Baseline Prompt (Zero‑shot)
def classify_product(row, rules_text):
try:
client = OpenAI(api_key=os.environ["OPENAI_API_KEY"], base_url=os.environ["OPENAI_API_BASE"])
description = f"商品编码:{row['goods_code']},描述:{row['goods_name']},重量:{row['weigth']}。"
system_message = "你是物流行业的一位专家,请基于规则和商品描述,仅输出该商品的件型,不要输出其他任何信息。"
user_message = f"规则:\n{rules_text}\n商品描述:{description}\n"
response = client.chat.completions.create(model="gpt-4-1106-preview", messages=[{"role": "system", "content": system_message}, {"role": "user", "content": user_message}], temperature=0, max_tokens=6, top_p=0.1, n=1)
return response.choices[0].message.content.strip()
except Exception as e:
return str(e)Accuracy: 44.44%.
Few‑shot Prompt
Added two labeled examples to the prompt, raising accuracy to 55.56%.
Chain‑of‑Thought Prompt
Provided step‑by‑step reasoning for each example, achieving 66.67% accuracy.

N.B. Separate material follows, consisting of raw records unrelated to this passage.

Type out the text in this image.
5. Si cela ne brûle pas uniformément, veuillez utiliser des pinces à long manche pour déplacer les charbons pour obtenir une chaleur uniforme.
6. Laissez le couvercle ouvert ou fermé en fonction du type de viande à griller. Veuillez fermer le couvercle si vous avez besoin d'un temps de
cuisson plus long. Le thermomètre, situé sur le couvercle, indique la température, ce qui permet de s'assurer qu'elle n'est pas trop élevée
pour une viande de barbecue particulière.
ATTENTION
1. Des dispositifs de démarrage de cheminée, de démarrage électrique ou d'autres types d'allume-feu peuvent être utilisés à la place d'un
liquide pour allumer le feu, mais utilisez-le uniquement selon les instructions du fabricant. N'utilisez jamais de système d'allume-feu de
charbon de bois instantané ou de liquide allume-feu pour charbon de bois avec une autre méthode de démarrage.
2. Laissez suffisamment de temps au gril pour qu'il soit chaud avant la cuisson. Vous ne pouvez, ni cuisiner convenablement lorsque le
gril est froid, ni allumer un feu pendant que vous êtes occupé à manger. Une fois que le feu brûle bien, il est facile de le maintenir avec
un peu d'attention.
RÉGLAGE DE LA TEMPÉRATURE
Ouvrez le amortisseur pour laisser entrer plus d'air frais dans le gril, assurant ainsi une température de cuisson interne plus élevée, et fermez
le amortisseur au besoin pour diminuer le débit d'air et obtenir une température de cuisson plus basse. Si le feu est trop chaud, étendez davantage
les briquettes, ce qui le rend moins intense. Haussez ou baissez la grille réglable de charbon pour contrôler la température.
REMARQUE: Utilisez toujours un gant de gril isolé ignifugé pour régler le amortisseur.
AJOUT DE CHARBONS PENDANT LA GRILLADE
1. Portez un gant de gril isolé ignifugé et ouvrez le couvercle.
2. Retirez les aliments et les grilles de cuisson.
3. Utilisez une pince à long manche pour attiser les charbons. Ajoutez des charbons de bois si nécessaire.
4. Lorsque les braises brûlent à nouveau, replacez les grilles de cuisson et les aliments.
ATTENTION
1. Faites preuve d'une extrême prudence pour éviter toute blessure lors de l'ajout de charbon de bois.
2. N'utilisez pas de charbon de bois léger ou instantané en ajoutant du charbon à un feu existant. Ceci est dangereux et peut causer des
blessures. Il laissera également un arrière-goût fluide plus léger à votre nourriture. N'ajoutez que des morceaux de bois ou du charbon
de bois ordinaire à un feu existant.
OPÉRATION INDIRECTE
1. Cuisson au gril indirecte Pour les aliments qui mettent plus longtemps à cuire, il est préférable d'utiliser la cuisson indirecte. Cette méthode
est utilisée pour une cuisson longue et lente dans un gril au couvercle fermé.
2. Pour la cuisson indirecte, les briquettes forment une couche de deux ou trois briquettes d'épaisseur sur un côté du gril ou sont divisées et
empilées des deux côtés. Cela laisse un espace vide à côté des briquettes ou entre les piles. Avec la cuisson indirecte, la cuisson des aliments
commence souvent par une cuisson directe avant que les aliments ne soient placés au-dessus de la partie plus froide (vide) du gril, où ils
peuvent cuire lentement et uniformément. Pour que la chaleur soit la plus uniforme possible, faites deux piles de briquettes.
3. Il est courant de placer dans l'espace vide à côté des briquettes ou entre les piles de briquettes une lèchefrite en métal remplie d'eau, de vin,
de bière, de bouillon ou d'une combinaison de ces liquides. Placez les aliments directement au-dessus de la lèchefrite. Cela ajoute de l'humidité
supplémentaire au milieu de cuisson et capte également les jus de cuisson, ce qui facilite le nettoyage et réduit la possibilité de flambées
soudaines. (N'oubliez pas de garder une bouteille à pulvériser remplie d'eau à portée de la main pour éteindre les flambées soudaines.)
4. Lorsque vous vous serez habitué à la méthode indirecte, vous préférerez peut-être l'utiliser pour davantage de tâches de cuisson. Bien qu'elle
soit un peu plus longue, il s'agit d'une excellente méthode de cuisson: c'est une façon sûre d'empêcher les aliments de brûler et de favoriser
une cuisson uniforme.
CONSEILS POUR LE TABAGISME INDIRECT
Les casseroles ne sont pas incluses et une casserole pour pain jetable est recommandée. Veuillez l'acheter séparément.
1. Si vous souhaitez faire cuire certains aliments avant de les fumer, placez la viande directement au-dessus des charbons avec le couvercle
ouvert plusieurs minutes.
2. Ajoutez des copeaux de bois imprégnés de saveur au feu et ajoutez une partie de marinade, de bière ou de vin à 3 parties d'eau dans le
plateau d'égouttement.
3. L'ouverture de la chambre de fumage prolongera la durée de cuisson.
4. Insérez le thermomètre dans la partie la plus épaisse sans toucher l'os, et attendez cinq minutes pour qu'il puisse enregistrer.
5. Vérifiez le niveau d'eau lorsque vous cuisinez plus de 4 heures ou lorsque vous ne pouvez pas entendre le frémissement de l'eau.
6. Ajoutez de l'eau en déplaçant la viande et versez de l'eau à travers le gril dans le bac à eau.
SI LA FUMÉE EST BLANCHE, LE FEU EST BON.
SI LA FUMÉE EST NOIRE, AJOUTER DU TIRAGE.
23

Automatic Chain‑of‑Thought (Auto‑CoT) Prompt
Specified the reasoning order (category → source → type) in the system message, reaching 77.78% accuracy.
Self‑Consistency Prompt
Generated multiple outputs (n=5) and selected the most frequent result; accuracy returned to 66.67%.
Conclusion
Prompt Engineering techniques—especially structured prompting and automated reasoning chains—significantly improve LLM performance on domain‑specific classification tasks such as JD Logistics product‑type identification.